Publié le 28.07.2011

Une crise alimentaire majeure sévit dans la Corne de l’Afrique et met en danger la vie de plus de 12 millions de personnes. La Somalie, le Kenya, l’Ethiopie, Djibouti, l’Ouganda, le Sud-Soudan sont directement menacés… autant de pays qui depuis plus de 20 ans se retrouvent régulièrement sous les projecteurs des médias pour cause de crises humanitaires, de guerres civiles, d’instabilité politique récurrente.


L’urgence médiatique passée, cette région retombe dans l’oubli alors même que les problèmes restent entiers. En première ligne, la France tente, dans le cadre de son mandat de présidence du G20, d’entraîner les dirigeants politiques dans la construction d’une réponse au drame qui se joue dans la Corne de l’Afrique.

Passée la stupeur provoquée par les terribles images des camps de réfugiés somaliens et, sans revenir sur les famines qui ont durement frappé la région dans les années 1980 et 1990, il convient de rappeler que la situation actuelle n’est pas nouvelle et finalement sans surprise. En effet, les Nations Unies, le Programme Alimentaire Mondial et de nombreuses ONG alertaient depuis de nombreux mois sur une situation jugée critique et prédisaient le chaos que l’on connait aujourd’hui. (1)

Selon les dernières estimations des agences de l’ONU, ce sont 12.4 millions de personnes qui souffrent aujourd’hui de la faim dans la Corne de l’Afrique : l’état de famine (2) a été décrété dans cinq régions de la Somalie ; le Nord du Kenya et le Sud de l’Ethiopie connaissent une très forte insécurité alimentaire ; et selon l’ONU, l’Ouganda pourrait être le prochain pays touché par la famine.
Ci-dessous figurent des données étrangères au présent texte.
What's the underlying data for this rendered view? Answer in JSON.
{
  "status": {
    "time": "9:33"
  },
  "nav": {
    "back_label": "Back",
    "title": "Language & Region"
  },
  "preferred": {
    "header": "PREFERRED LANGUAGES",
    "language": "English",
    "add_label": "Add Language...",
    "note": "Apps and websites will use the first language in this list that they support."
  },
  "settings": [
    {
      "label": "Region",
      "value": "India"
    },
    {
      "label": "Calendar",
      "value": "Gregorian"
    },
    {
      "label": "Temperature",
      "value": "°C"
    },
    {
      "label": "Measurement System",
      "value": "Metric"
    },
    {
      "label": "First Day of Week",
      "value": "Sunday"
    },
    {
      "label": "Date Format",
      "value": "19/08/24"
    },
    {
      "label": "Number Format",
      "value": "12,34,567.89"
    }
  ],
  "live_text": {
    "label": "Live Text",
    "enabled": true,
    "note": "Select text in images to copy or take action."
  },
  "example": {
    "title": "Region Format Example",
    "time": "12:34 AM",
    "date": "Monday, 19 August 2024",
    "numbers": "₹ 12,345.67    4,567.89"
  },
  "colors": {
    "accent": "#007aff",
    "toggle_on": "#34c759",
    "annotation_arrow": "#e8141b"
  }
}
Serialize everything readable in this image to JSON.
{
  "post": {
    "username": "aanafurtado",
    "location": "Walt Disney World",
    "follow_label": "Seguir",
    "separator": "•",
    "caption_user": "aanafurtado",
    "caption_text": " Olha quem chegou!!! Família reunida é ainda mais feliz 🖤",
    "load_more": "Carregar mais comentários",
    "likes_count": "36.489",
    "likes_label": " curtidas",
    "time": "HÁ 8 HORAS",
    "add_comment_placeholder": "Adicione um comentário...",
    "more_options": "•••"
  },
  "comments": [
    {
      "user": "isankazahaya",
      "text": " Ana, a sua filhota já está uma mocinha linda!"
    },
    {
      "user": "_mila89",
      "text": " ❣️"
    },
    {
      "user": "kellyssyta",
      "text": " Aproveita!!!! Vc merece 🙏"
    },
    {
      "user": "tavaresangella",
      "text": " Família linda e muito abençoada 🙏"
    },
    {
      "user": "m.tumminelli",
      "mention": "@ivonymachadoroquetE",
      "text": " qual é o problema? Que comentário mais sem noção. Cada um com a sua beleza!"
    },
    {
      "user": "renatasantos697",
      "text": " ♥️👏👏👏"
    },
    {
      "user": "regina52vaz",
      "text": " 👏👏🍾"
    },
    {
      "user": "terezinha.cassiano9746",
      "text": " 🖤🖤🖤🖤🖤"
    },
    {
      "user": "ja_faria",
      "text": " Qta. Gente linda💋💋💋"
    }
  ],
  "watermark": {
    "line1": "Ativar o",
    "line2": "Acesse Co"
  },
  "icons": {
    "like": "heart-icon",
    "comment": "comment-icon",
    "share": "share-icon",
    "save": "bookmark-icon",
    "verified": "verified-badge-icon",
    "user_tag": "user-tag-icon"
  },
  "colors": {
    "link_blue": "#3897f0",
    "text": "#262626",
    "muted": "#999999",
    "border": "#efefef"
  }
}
Un somalien sur trois souffre aujourd’hui de la faim et en juillet 2011, le gouvernement éthiopien estimait que 4,5 millions de personnes avaient désormais besoin d’une assistance alimentaire, soit 40% de plus en un an. Les enfants sont les premières victimes de ce fléau. Les taux de malnutrition enfantine ont explosé et on estime que ce sont plus de deux millions d’enfants qui sont aujourd’hui confrontés et menacés par de graves carences alimentaires.

La situation est donc critique à court et moyen terme et l’on sait d’ores et déjà que le bilan humain de cette crise alimentaire sera lourd.

Depuis près de 20 ans, les partenaires africains du CCFD-Terre Solidaire mènent des projets dans la Corne de l’Afrique qui visent notamment à soutenir la petite agriculture et à assurer la souveraineté alimentaire. Le CCFD-Terre Solidaire porte également ce combat dans les espaces internationaux de discussion et de négociation (Comité pour la sécurité alimentaire de la FAO, G20 Agricole, …). La souveraineté alimentaire est ainsi, et depuis toujours, au cœur de l’engagement du CCFD-Terre Solidaire. Ce sont ces expériences, à la fois de terrain et de plaidoyer, qui nous permettent aujourd’hui de dresser une analyse de la crise.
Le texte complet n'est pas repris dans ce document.